When considering the influence of adverse effects on adherence and treatment outcome, it is also important to consider the effects of rapid or abrupt discontinuation of the purported offending agent and the development of psychotropic discontinuation syndromes, which can cause diagnostic dilemmas, treatment mismanagement and increased morbidity.Reference Harvey and Slabbert23 Specifically, the antidepressant discontinuation syndrome associated with serotonergic agents includes a pot pourri of symptoms including, but not limited to, depression, anxiety, hallucinations, confusion, fatigue, tremors, paraesthesia, insomnia, dizziness, vertigo, vivid dreams, labile mood, irritability or anger, suicidal ideation, and hypomania or mania.Reference Harvey and Slabbert23Reference Narayan and Haddad25

This case report describes both a previously unreported discontinuation symptom (dental pain) and gynecomastia in a patient with bipolar disorder and multiple psychiatric comorbidities (GAD, panic disorder, PTSD, OCD, ADHD and SUD) treated with rational polypharmacy including serotonergic psychotropics.

Method

The study consisted of a case analysis with a PubMed literature review.

Results

A 21-year-old male college student presented with a major depressive episode (MDE), GAD of sixth month duration, CUD, and alcohol use disorder (AUD). The patient was in excellent medical health and denied any historical or active medical diagnoses; his body mass index (BMI) was 23.14 kg/m2. During the psychiatric evaluation, this patient acknowledged chronic depressive features since age 16, but masked other psychopathology beyond GAD, CUD and AUD. Initial psychotropic treatments included escitalopram 5 mg q.a.m. and buspirone 7.5 mg b.i.d. which were titrated to 20 mg q.d. and 15 mg t.i.d., respectively, with the addition of lorazepam 0.5 mg b.i.d. p.r.n. to address situational exacerbation of the patient's anxiety. After a 4-month therapeutic escitalopram trial with persistent complete neurovegetative-affective cluster, bupropion 150 mg q.a.m. was added to his psychotropic regimen.
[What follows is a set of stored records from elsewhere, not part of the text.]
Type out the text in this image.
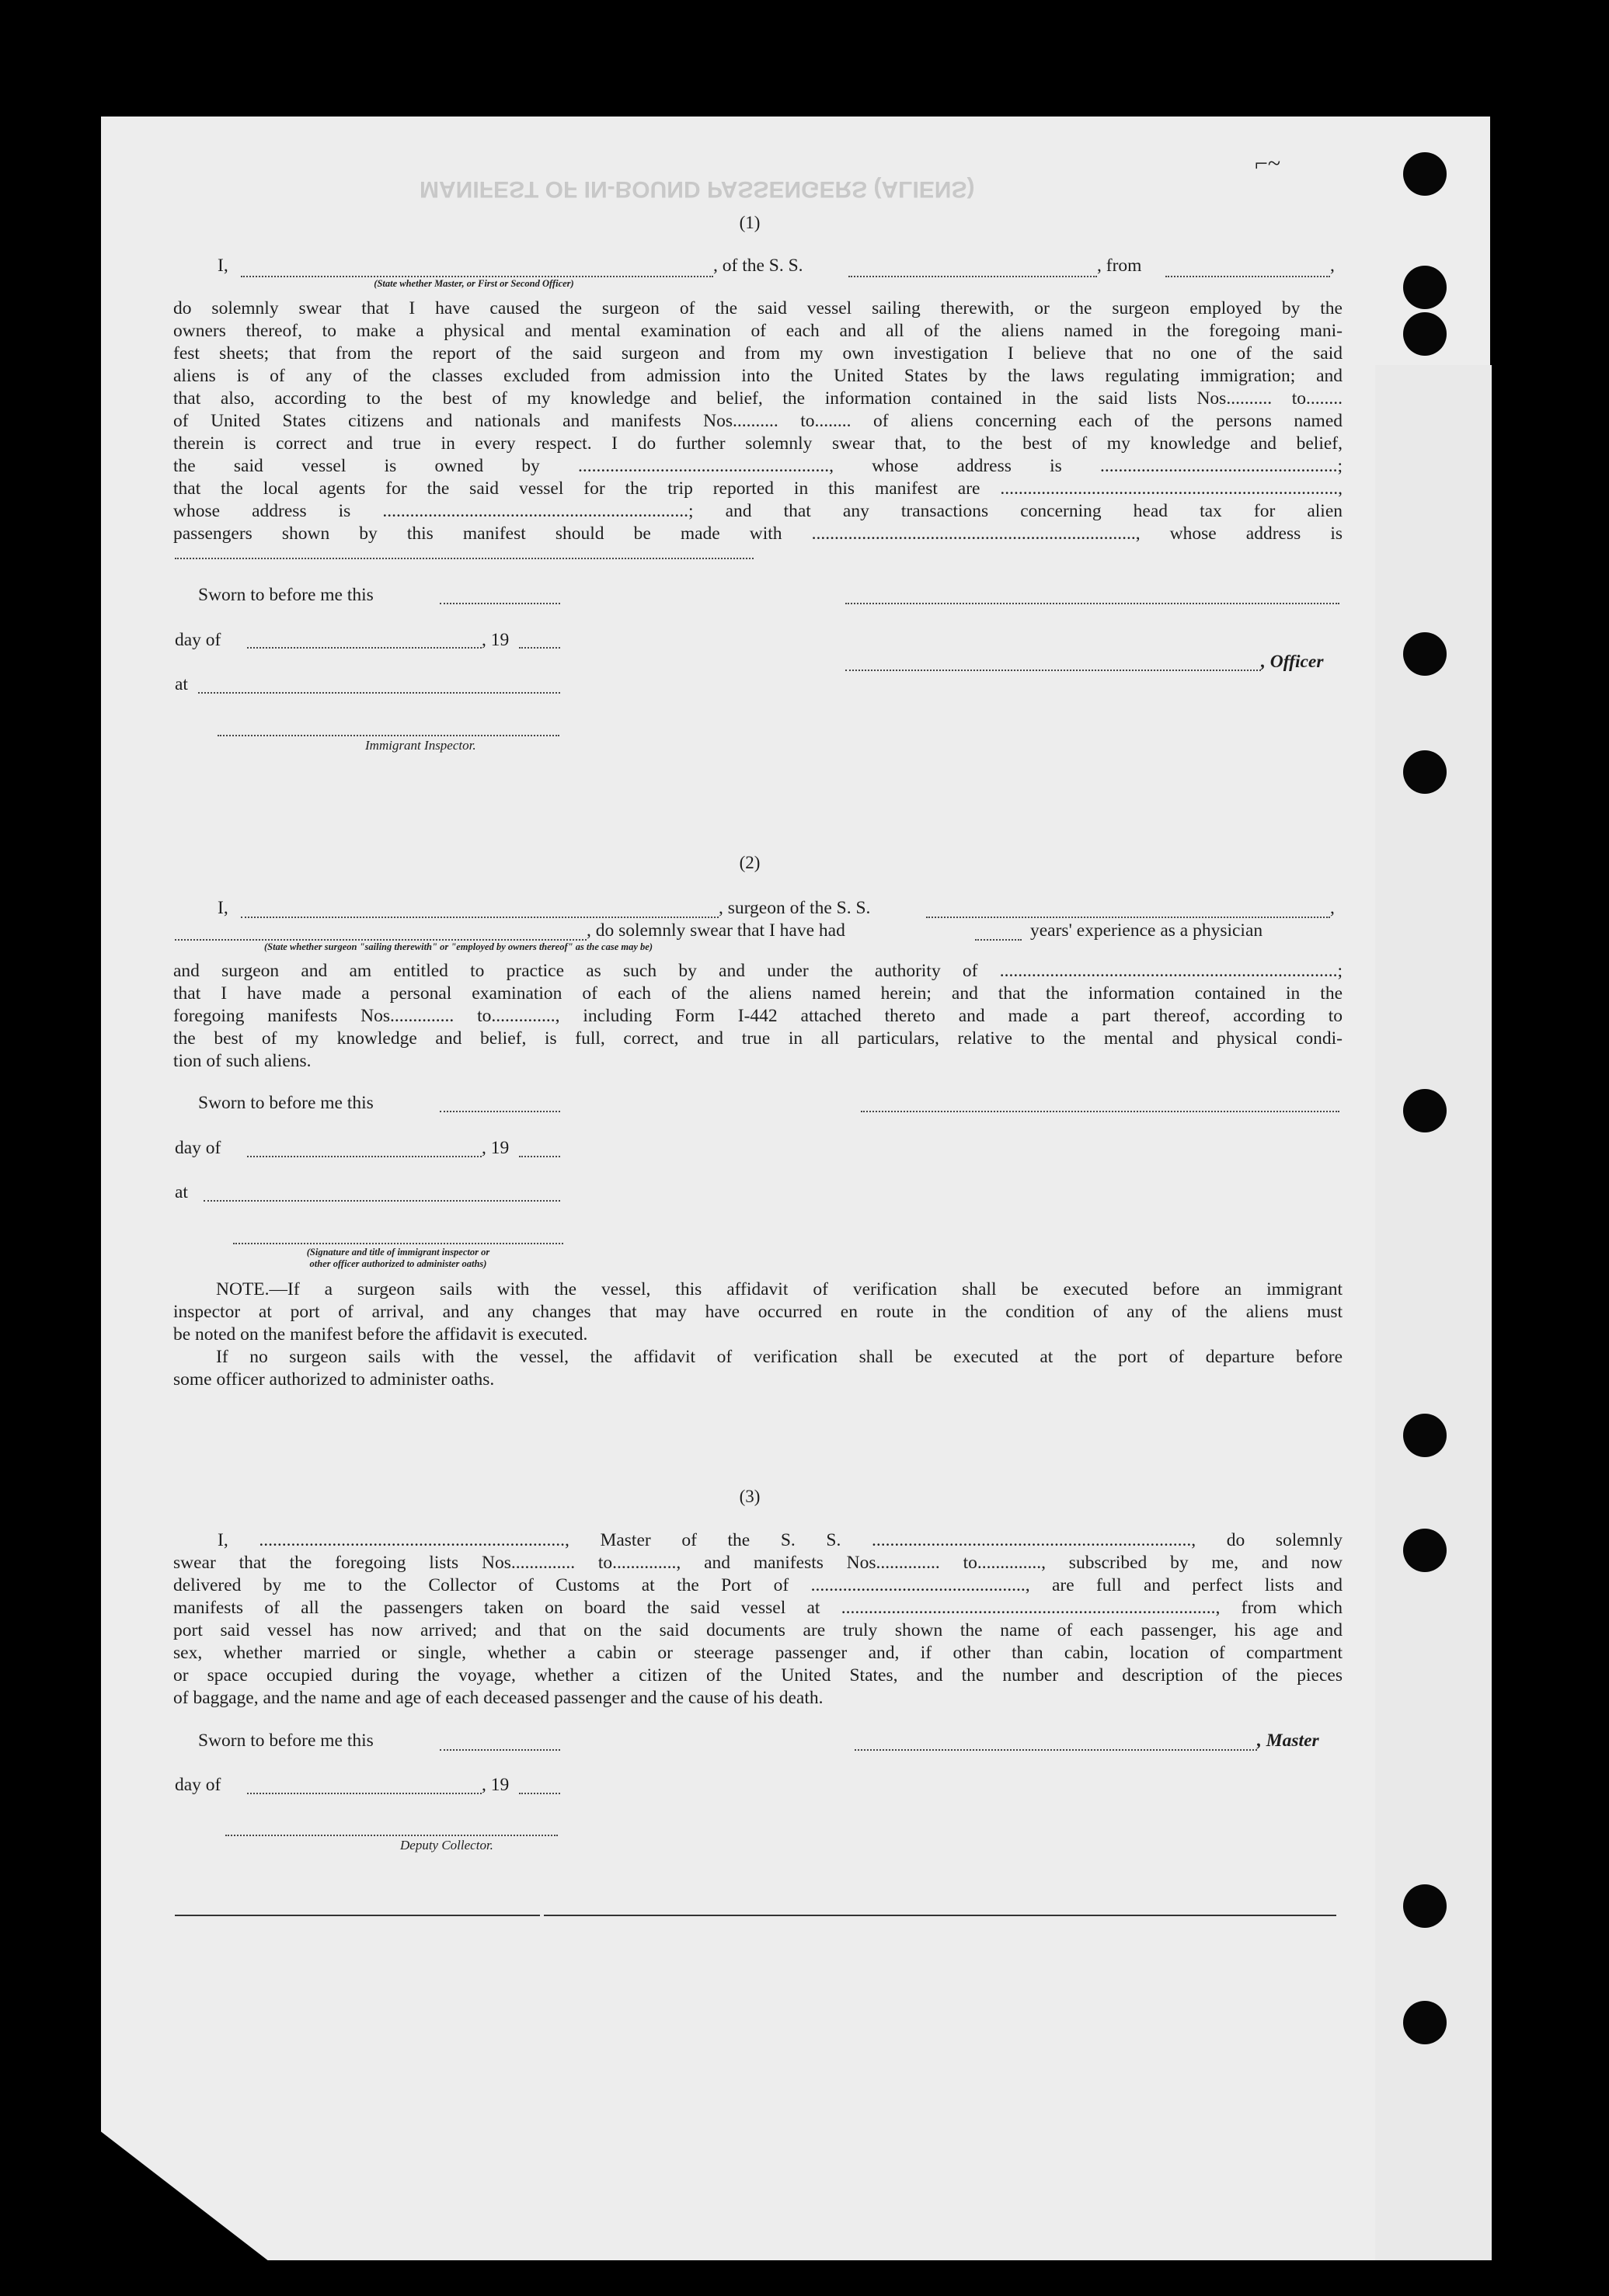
MANIFEST OF IN-BOUND PASSENGERS (ALIENS)
⌐~
(1)
I,	, of the S. S.	, from	,
(State whether Master, or First or Second Officer)
do solemnly swear that I have caused the surgeon of the said vessel sailing therewith, or the surgeon employed by the
owners thereof, to make a physical and mental examination of each and all of the aliens named in the foregoing mani-
fest sheets; that from the report of the said surgeon and from my own investigation I believe that no one of the said
aliens is of any of the classes excluded from admission into the United States by the laws regulating immigration; and
that also, according to the best of my knowledge and belief, the information contained in the said lists Nos.......... to........
of United States citizens and nationals and manifests Nos.......... to........ of aliens concerning each of the persons named
therein is correct and true in every respect. I do further solemnly swear that, to the best of my knowledge and belief,
the said vessel is owned by ......................................................., whose address is ....................................................;
that the local agents for the said vessel for the trip reported in this manifest are ..........................................................................,
whose address is ...................................................................; and that any transactions concerning head tax for alien
passengers shown by this manifest should be made with ......................................................................., whose address is
Sworn to before me this
day of	, 19
, Officer
at
Immigrant Inspector.
(2)
I,	, surgeon of the S. S.	,
, do solemnly swear that I have had	years' experience as a physician
(State whether surgeon "sailing therewith" or "employed by owners thereof" as the case may be)
and surgeon and am entitled to practice as such by and under the authority of ..........................................................................;
that I have made a personal examination of each of the aliens named herein; and that the information contained in the
foregoing manifests Nos.............. to.............., including Form I-442 attached thereto and made a part thereof, according to
the best of my knowledge and belief, is full, correct, and true in all particulars, relative to the mental and physical condi-
tion of such aliens.
Sworn to before me this
day of	, 19
at
(Signature and title of immigrant inspector or
other officer authorized to administer oaths)
NOTE.—If a surgeon sails with the vessel, this affidavit of verification shall be executed before an immigrant
inspector at port of arrival, and any changes that may have occurred en route in the condition of any of the aliens must
be noted on the manifest before the affidavit is executed.
If no surgeon sails with the vessel, the affidavit of verification shall be executed at the port of departure before
some officer authorized to administer oaths.
(3)
I, ..................................................................., Master of the S. S. ......................................................................, do solemnly
swear that the foregoing lists Nos.............. to.............., and manifests Nos.............. to.............., subscribed by me, and now
delivered by me to the Collector of Customs at the Port of ..............................................., are full and perfect lists and
manifests of all the passengers taken on board the said vessel at .................................................................................., from which
port said vessel has now arrived; and that on the said documents are truly shown the name of each passenger, his age and
sex, whether married or single, whether a cabin or steerage passenger and, if other than cabin, location of compartment
or space occupied during the voyage, whether a citizen of the United States, and the number and description of the pieces
of baggage, and the name and age of each deceased passenger and the cause of his death.
Sworn to before me this	, Master
day of	, 19
Deputy Collector.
Shortly thereafter, the patient abruptly decreased both escitalopram to 10 mg q.a.m. and buspirone to 7.5 mg t.i.d. for 2 days and described the following psychotropic discontinuation features – agitation, restlessness, fogginess, word-finding difficulties, memory loss, diaphoresis, diarrhoea, headache, shivering, goose bumps, fever and ‘feeling glass shards in my bones’. To address the new-onset discontinuation features, escitalopram was increased to 15 mg q.a.m. followed by a gradual taper (2.5 mg/week) with resolution of all discontinuation features over the course of 3 weeks. Buspirone was returned to the prior 15 mg t.i.d. dosing. Further, the patient commented on using cannabis both to treat anxiety and to diminish the discontinuation features. At this time, the patient acknowledged panic attacks that were independent of situational stressors, and he was diagnosed with panic disorder without agoraphobia. Lorazepam was increased to 0.5–1 mg t.i.d. p.r.n.. To better treat the patient's ongoing depression, bupropion was titrated to 200 mg q.a.m. and then 300 mg q.a.m..

All standard blood chemistries, including thyroid function tests, lipid profile and vitamin D, were within normal limits; however, the patient's total testosterone level of 313 ng/dL (laboratory reference range 348–1197 ng/dL) led to treatment with topical testosterone 50 mg/5 g gel q.a.m. on the right upper extremity. Within 2 weeks of initiation of testosterone and the increased bupropion, the patient reported new-onset left breast (contralateral to testosterone gel) gynecomastia with tenderness, which was confirmed by mammography – testosterone was discontinued with total treatment course of 3 weeks only. At the same session, the patient presented with continuing depressive features, as well as intermittent brief hypomanic/manic features. Historical bipolar features were reassessed, and he acknowledged not having previously shared their presence since age 13 – these brief hypomanic/manic features never lasted beyond 1–2 days. The patient's mood disorder diagnosis was changed to bipolar disorder not otherwise specified (NOS). Further, with acknowledgment of compulsive counting and folding from youth with obsessive thoughts, the patient was diagnosed with OCD. Lurasidone 40 mg q. dinner was initiated to address his bipolar features, but discontinued within 2 days secondary to marked akathisia which responded to a brief course of benztropine mesylate 0.5 mg b.i.d. p.r.n.. Subsequently, lithium 600 mg q.h.s. was initiated but discontinued within 2 weeks secondary to polyuria, polydipsia and new-onset tremor.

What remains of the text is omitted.